With options like cryptocurrency on the market, these are not problems you have to deal with anymore.
You are basically running your own bank where you have all the power over your money. You don’t even have to worry about releasing your name and other personal data when running transactions if you don’t want to.
With a highly decentralized, anonymous system at your disposal, customers have just about all the control you could want over your money.
6. Rates
Remember the convenience we mentioned above? That is only buttressed by the impressive and highly attractive rates that fintech platforms offer.
From significantly higher savings interest rates to low lending rates, there is no way customers will resist the urge to get into business with them.
Banks, on the other hand, are being increasingly rigid to this change, much to the benefit of the fintech platforms.
Challenges to Be Solved
For all that has been said of fintech facts , there are a couple of concerns around it.
Some of the start-ups out there are pretty much unknown, making it hard for people to trust their money to them.

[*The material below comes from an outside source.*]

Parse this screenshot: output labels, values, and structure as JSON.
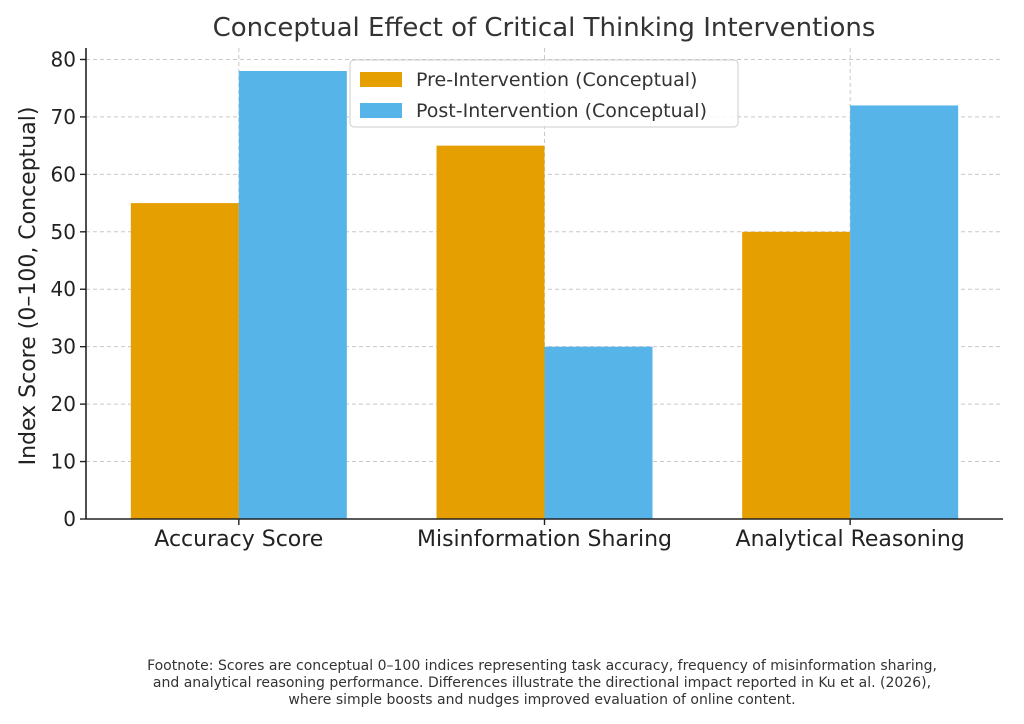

On the other hand, banks have an established presence and say in the market.
As we have already started seeing, the best thing for proper forward momentum will be having banks throw their weight behind these start-ups. This ensures consumers have the best of both worlds – and they can trust what they are putting their monies into too.
Speaking of trust, the fact that fintech leverages the internet to work means that they will be prone to internet attacks and data breaches too. This ranges from man in the middle attacks to phishing and outright brute force attempts.
Among other things, subscribers to the fintech scene should always keep high safety profiles. This means all of setting strong passwords, encrypting connections before connecting to online accounts, enabling two-factor authentication and observing accounts for suspicious activity.